Son dernier livre: un essai de ré­flexion sur les perspectives d’avenir d’Israël, Vers la disparition d’Israël? (Éditions du Seuil, 2013).

Dans cet essai coup de poing, qui a suscité de vifs débats depuis sa parution, Ami Bouganim dresse une radioscopie décapante de la société israélienne de 2013 qui, selon lui, est confrontée à “une crise très grave qui hypothèque sérieusement l’avenir de l’État hébreu”.

“La société israélienne est dans l’impasse. Non pas à cause du conflit israélo-palestinien ni d’une crispation identitaire, mais en raison de lignes de rupture plus profondes, que ce livre s’escrime à restituer dans le cadre de l’évolution du Judaïsme contemporain”, explique Ami Bouganim en entrevue.

La tension entre le “philistinisme”, consumérisme effréné dénué de véritable spiritualité, insensible à tout souci de vie en commun, et un Judaïsme à la fois théocratique et messianiste, est à l’origine d’“une dynamique délétère dont l’issue pourrait s’avérer fatale à l’État hébreu”, estime Ami Bouganim.

Le renoncement par une majorité d’Israéliens à une société nouvelle, fondée à la fois sur la Tradition religieuse et sur une Éthique juive dont on ne saurait renier la vocation socialiste, exacerbe la colère d’Ami Bouganim, qui considère que, si elle veut sortir de l’impasse dans laquelle elle s’est enfargée, la société israélienne doit impérativement “revoir les dogmes sur laquelle elle a été fondée, modifier ses relations avec la Diaspora et, plus important pour la situation théolo­gi­co-politique mondiale, avec ses voi­sins”.

Dans cet essai, Ami Bouganim consacre de longs passages à la “Question sépharade”.

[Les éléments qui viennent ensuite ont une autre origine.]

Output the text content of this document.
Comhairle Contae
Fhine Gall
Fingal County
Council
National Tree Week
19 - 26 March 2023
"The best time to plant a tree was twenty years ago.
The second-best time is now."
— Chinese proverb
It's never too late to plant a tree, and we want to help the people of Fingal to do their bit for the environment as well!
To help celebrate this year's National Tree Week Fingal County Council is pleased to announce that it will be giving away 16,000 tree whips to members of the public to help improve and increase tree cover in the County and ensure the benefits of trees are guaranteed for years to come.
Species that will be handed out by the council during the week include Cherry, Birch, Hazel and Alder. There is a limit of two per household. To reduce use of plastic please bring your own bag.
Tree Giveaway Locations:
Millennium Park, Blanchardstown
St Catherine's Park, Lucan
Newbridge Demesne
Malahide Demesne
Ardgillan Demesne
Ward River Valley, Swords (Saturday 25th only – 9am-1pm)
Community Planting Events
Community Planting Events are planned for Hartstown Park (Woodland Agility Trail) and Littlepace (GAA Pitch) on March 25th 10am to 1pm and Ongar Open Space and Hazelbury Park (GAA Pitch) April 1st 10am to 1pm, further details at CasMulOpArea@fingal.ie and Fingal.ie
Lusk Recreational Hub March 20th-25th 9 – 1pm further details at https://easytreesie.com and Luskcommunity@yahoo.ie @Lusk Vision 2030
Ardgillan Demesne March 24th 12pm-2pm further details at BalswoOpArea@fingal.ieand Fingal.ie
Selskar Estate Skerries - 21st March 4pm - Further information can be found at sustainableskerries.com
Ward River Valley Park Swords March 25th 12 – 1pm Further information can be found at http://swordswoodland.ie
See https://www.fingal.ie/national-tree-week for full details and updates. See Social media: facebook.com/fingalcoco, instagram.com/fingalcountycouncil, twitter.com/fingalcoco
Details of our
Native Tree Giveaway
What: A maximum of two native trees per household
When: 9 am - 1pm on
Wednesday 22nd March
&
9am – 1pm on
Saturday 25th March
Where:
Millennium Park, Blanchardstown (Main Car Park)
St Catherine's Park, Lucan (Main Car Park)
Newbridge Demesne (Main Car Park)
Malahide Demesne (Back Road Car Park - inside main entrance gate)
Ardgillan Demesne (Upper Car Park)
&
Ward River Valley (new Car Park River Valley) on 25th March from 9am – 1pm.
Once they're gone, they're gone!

Selon lui, cette “Question névralgique”, qui provoqua de grands remous sociaux en Israël dans les années 60 et 70, n’est pas désuète.

“Bien que cette problématique ne soit pas aussi aiguë que dans l’Israël des années 50 et 60 et 70, celle-ci n’a pas disparu pour autant. Dans des bourgades du Sud d’Israël, telles qu’Ofa­kim, Sdérot, Nétivot… les Juifs Marocains se sont tiers-mondialisés. Depuis cinquante ans, les  Autorités israéliennes dénomment ces cités exsangues “villes de développement”, rappelle Ami Bouganim. Ce qua­lificatif inepte me dérange beaucoup. À mon avis, soit le Gouvernement de Jé­ru­sa­lem considère ces bourgades commes des villes à part entière, et prend donc conséquemment les mesures nécessaires pour les dépêtrer une fois pour toutes de leur sinistrose économique et sociale, soit il devrait fermer définitivement ces cités délaissées.”

Plus de 50 ans après leur fondation, il est toujours frappant de constater que dans ces villes sous-développées, le clivage économique recouvre tou­jours un clivage communautaire, souligne Ami Bouganim.

“S’il est vrai que les habitants Marocains de ces villes du Sud d’Israël ont été rejoints par les autres couches sociales défavorisées de la société israélienne, en l’occurrence les Haredim Ashkénazes et les Arabes, force est de constater qu’un demi-siècle après leur Aliya, ces Sépharades Marocains sont toujours recensés dans la sinistre Catégorie sociale regroupant les citoyens les plus dé­mu­nis de la très inégalitaire société israélienne. Les dernières études socioéconomiques sur les Sépharades Marocains d’Israël n’ont pas démenti cette réalité sociale et communautaire pathétique. Aujourd’hui, en Israël, le Séphardisme marocain est dans un état de décrépitude consternant.”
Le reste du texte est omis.